LncRNA MSC-AS1, as an oncogene in melanoma, promotes the proliferation and glutaminolysis by regulating the miR-330-3p/ YAP1 axis.

Abstract

Melanoma is a kind of aggressive skin neoplasms with high mortality. The purpose of this present research was to investigate the effects and potential mechanisms of long-noncoding RNA (lncRNA) MSC antisense RNA 1 (MSC-AS1) in melanoma. MSC-AS1, miR-330-3p and YAP1 expression levels in melanoma tissues and cells were assessed by quantitative real-time polymerase chain reaction. Melanoma cells were evaluated using cell count kit-8, clone formation and ELISA in vitro . The relationship among MSC-AS1, YAP1 and miR-330-3p was validated by pull-down and luciferase reporter assays.
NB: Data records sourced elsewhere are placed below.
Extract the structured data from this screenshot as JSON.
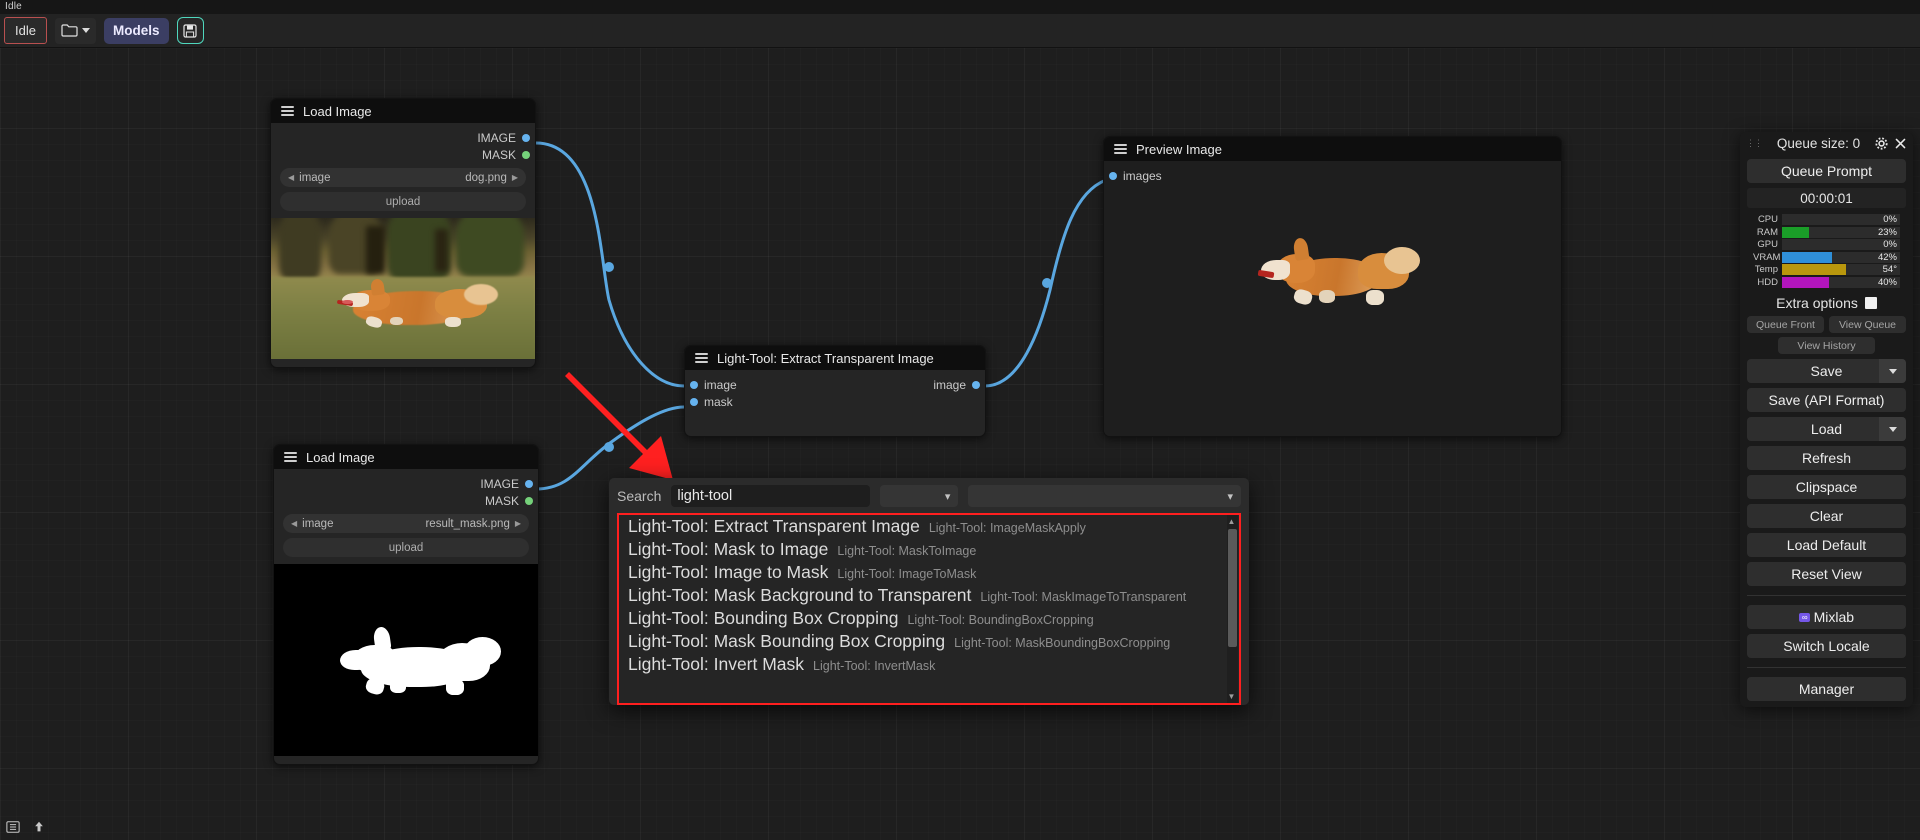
{
  "app": {
    "status_text": "Idle",
    "colors": {
      "accent_blue": "#66b3ef",
      "accent_green": "#75d17a",
      "highlight_red": "#ff1f1f",
      "models_bg": "#3b3e63",
      "save_border": "#4fd7bd",
      "ram_bar": "#1a9e28",
      "vram_bar": "#2f8fd8",
      "temp_bar": "#b9970d",
      "hdd_bar": "#b215bd"
    }
  },
  "menubar": {
    "idle_label": "Idle",
    "folder_icon": "folder-icon",
    "folder_caret_icon": "chevron-down-icon",
    "models_label": "Models",
    "save_icon": "floppy-disk-icon"
  },
  "nodes": {
    "load_image_1": {
      "title": "Load Image",
      "menu_icon": "hamburger-icon",
      "outputs": [
        {
          "label": "IMAGE",
          "type": "image"
        },
        {
          "label": "MASK",
          "type": "mask"
        }
      ],
      "widget_label": "image",
      "widget_value": "dog.png",
      "upload_label": "upload",
      "thumbnail_alt": "corgi-running-in-grass"
    },
    "load_image_2": {
      "title": "Load Image",
      "menu_icon": "hamburger-icon",
      "outputs": [
        {
          "label": "IMAGE",
          "type": "image"
        },
        {
          "label": "MASK",
          "type": "mask"
        }
      ],
      "widget_label": "image",
      "widget_value": "result_mask.png",
      "upload_label": "upload",
      "thumbnail_alt": "white-corgi-silhouette-mask-on-black"
    },
    "light_tool": {
      "title": "Light-Tool: Extract Transparent Image",
      "menu_icon": "hamburger-icon",
      "inputs": [
        {
          "label": "image",
          "type": "image"
        },
        {
          "label": "mask",
          "type": "image"
        }
      ],
      "outputs": [
        {
          "label": "image",
          "type": "image"
        }
      ]
    },
    "preview_image": {
      "title": "Preview Image",
      "menu_icon": "hamburger-icon",
      "inputs": [
        {
          "label": "images",
          "type": "image"
        }
      ],
      "thumbnail_alt": "corgi-cutout-transparent-background"
    }
  },
  "search_dialog": {
    "label": "Search",
    "query": "light-tool",
    "placeholder": "",
    "filter_a": "",
    "filter_b": "",
    "dropdown_icon": "chevron-down-icon",
    "results": [
      {
        "name": "Light-Tool: Extract Transparent Image",
        "id": "Light-Tool: ImageMaskApply"
      },
      {
        "name": "Light-Tool: Mask to Image",
        "id": "Light-Tool: MaskToImage"
      },
      {
        "name": "Light-Tool: Image to Mask",
        "id": "Light-Tool: ImageToMask"
      },
      {
        "name": "Light-Tool: Mask Background to Transparent",
        "id": "Light-Tool: MaskImageToTransparent"
      },
      {
        "name": "Light-Tool: Bounding Box Cropping",
        "id": "Light-Tool: BoundingBoxCropping"
      },
      {
        "name": "Light-Tool: Mask Bounding Box Cropping",
        "id": "Light-Tool: MaskBoundingBoxCropping"
      },
      {
        "name": "Light-Tool: Invert Mask",
        "id": "Light-Tool: InvertMask"
      }
    ]
  },
  "panel": {
    "title": "Queue size: 0",
    "gear_icon": "gear-icon",
    "close_icon": "close-icon",
    "queue_prompt_label": "Queue Prompt",
    "timer": "00:00:01",
    "resources": [
      {
        "label": "CPU",
        "value": "0%",
        "pct": 0,
        "color": "#2c2c2c"
      },
      {
        "label": "RAM",
        "value": "23%",
        "pct": 23,
        "color": "#1a9e28"
      },
      {
        "label": "GPU",
        "value": "0%",
        "pct": 0,
        "color": "#2c2c2c"
      },
      {
        "label": "VRAM",
        "value": "42%",
        "pct": 42,
        "color": "#2f8fd8"
      },
      {
        "label": "Temp",
        "value": "54°",
        "pct": 54,
        "color": "#b9970d"
      },
      {
        "label": "HDD",
        "value": "40%",
        "pct": 40,
        "color": "#b215bd"
      }
    ],
    "extra_options_label": "Extra options",
    "queue_front_label": "Queue Front",
    "view_queue_label": "View Queue",
    "view_history_label": "View History",
    "save_label": "Save",
    "save_api_label": "Save (API Format)",
    "load_label": "Load",
    "refresh_label": "Refresh",
    "clipspace_label": "Clipspace",
    "clear_label": "Clear",
    "load_default_label": "Load Default",
    "reset_view_label": "Reset View",
    "mixlab_label": "Mixlab",
    "mixlab_badge": "∞",
    "switch_locale_label": "Switch Locale",
    "manager_label": "Manager"
  },
  "bottom_bar": {
    "list_icon": "list-view-icon",
    "upload_icon": "upload-arrow-icon"
  },
  "annotation": {
    "arrow_icon": "red-arrow-pointing-to-search",
    "arrow_color": "#ff2020"
  }
}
Finally, the role of MSC-AS1 in vivo was determined by the xenograft model. Results showed that lncRNA MSC-AS1 was upregulated in melanoma tissues and cells. High expression of MAS-AS1 was positively correlated with a poor prognosis. Pull-down and luciferase reporter demonstrated that miR-330-3p specifically binds directly to YAP1 and MSC-AS1, respectively. MSC-AS1 promoted the expression of YAP1 by downregulating miR-330-3p. Functional experiments suggested that knockdown of MSC-AS1 suppressed the proliferation of melanoma cells and decreased the levels of glutamine, glutamate and α-ketoglutarate, glutaminase and glutamine transporter alanine-serine-cysteine transporter 2. Upregulation of miR-330-3p alleviated the promotion effect of MSC-AS1 overexpression on the proliferation and glutaminolysis of melanoma cells. The above changes could be reversed by YAP1 overexpression. In addition, knockdown of MSC-AS1 dramatically restrained the growth of melanoma cells in xenograft model. In conclusion, our results revealed that MSC-AS1 facilitated the proliferation and glutaminolysis of melanoma cells by regulating miR-330-3p/ YAP1 pathway, suggesting that MSC-AS1 could provide a new idea for the treatment of melanoma.